« De l’éviction du gouvernement réformateur en juin 1991 à l’intronisation d’Abdelaziz Bouteflika par la hiérarchie militaire en avril 1999, les généraux ont poursuivi ce qu’ils font en réalité depuis l’indépendance : anticiper pour étouffer dans l’œuf toute expression autonome de la société, toute véritable opposition démocratique ou initiative susceptible de créer les conditions d’une alternance qui remettrait en cause leur mainmise sur l’Algérie », extrait d’un article de Hocine Ait Ahmed, du 2 novembre 2003, intitulé « sortir l’Algérie du chaos ».

En effet, d’une certaine façon, il est inutile de retourner jusqu’au coup de force de l’été 1962, perpétré par l’état-major général (EMG) contre le GPRA (gouvernement provisoire de la République algérienne), pour expliquer la crise politique algérienne. Les 26 ans de la dictature militaire, sous couvert du règne du parti unique, auraient pu être un mauvais souvenir dans l’histoire de la jeune nation. En effet, l’avènement du pluralisme en 1989 aurait pu contribuer à tourner cette page. En fait, s’il y avait eu un peu de sagesse, l’Algérie aurait pu négocier son virage démocratique au début des années 1990. Hélas, et c’est le moins que l’on puisse dire, quinze après l’arrivée de A. Bouteflika au pouvoir, la crise politique est toujours là. Bien que ses partisans louent sans vergogne le bilan présidentiel, force est de reconnaître que les blocages des années 1990 se posent, aujourd’hui plus qu’avant d’ailleurs, avec acuité.

De toute évidence, sur le plan politique, le régime s’appuie sur sa clientèle -les Algériens étant exclus du champs politique depuis l’accession du pays à l’indépendance -pour imposer son candidat. Par ailleurs, bien que les arguments ne soient pas les mêmes d’une décennie à une autre [le discours sur la légitimité révolutionnaire est troqué en faveur d’une impérative stabilité], tout est fait pour que les rênes du pouvoir restent entre les mains d’un seul groupe. Or, cette stabilité ne profite pas à tous les Algériens. Ainsi, en dépit d’une aisance financière, les pauvres en Algérie se comptent par millions. Dans le même temps, les milliardaires poussent comme des champignons. Et comme par hasard, à l’exception d’un seul membre du FCE (forum des chefs d’entreprises), tous ces patrons soutiennent le quatrième mandat du chef de l’État « sortant ».

A vrai dire, on ne doit pas dire « candidat sortant ». Car, les candidats sortants dans les pays réellement démocratiques remettent leur mandat en jeu. Ce n’est pas le cas bien évidemment de Bouteflika. Sans l’intervention divine, il sera réélu le 17 avril prochain. Bien que cette réélection ne puisse être expliquée par aucune science, y compris la science politique, les dirigeants, qui insultent au passage tous les Algériens qui ne pensent pas comme eux, vont faire de ce rendez-vous électoral biaisé un événement démocratique. Or, qui dit règles démocratiques, dit normalement transparence. Pourquoi ils ne publient pas alors les dossiers des candidats avec leurs certificats médicaux ? Que le médecin, qui a délivré le fameux certificat, dise aux Algériens que le chef de l’État est en bonne santé, toutes les doutes seront levés.

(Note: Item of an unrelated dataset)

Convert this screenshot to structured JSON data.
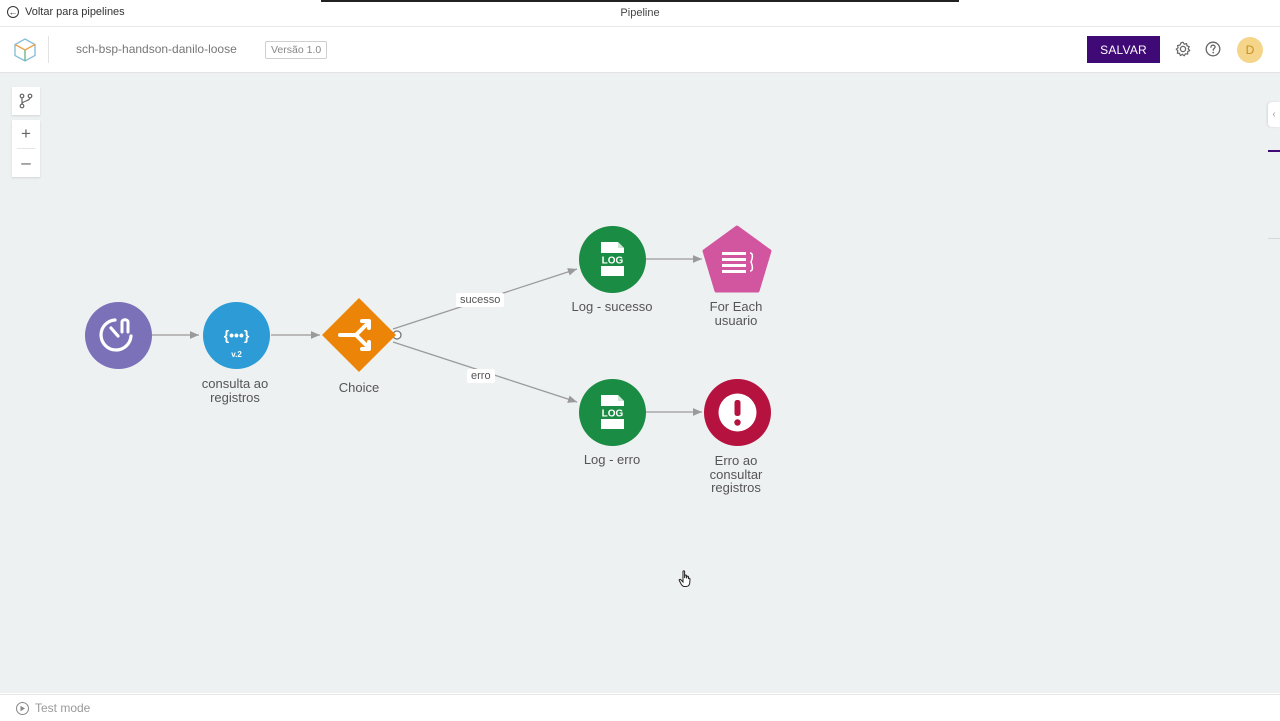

A partir de là, même si les dés son pipés, les Algériens diront que leurs dirigeants « respectent les lois qu’ils ont eux-mêmes imposées ». Du coup, les Algériens jugeront, en étant en contact avec le candidat du système, s’ils est capable d’assumer la fonction présidentielle. Or, les courtisans du système considèrent que le chef de l’État n’a pas besoin d’aller à la rencontre des Algériens. « Il gouverne avec sa tête et non avec ses pieds », claironnent-ils. Poussant le ridicule jusqu’à la limite de l’intolérable, un supporter de Bouteflika déclare sur une chaîne de télévision que « c’est dieu qui a donné ce pouvoir à Bouteflika. »

Pour conclure, il va de soi que l’heure est grave. Si les Algériens se sentent réellement en mesure de former une nation, ils devront descendre dans l’arène. Le changement, ce sont eux qui devront l’imposer. « Cela passe par l’élection d’une Assemblée constituante qui exige la mise en place d’un gouvernement de transition. Loin des fausses solutions, des faux dialogues, des manœuvres de sérail destructrices », suggère Hocine Ait Ahmed dans sa contribution intitulé « sortir l’Algérie du chaos ». C’est à cette condition que l’Algérie mettre fin à une dictature qui n’en dit pas son nom.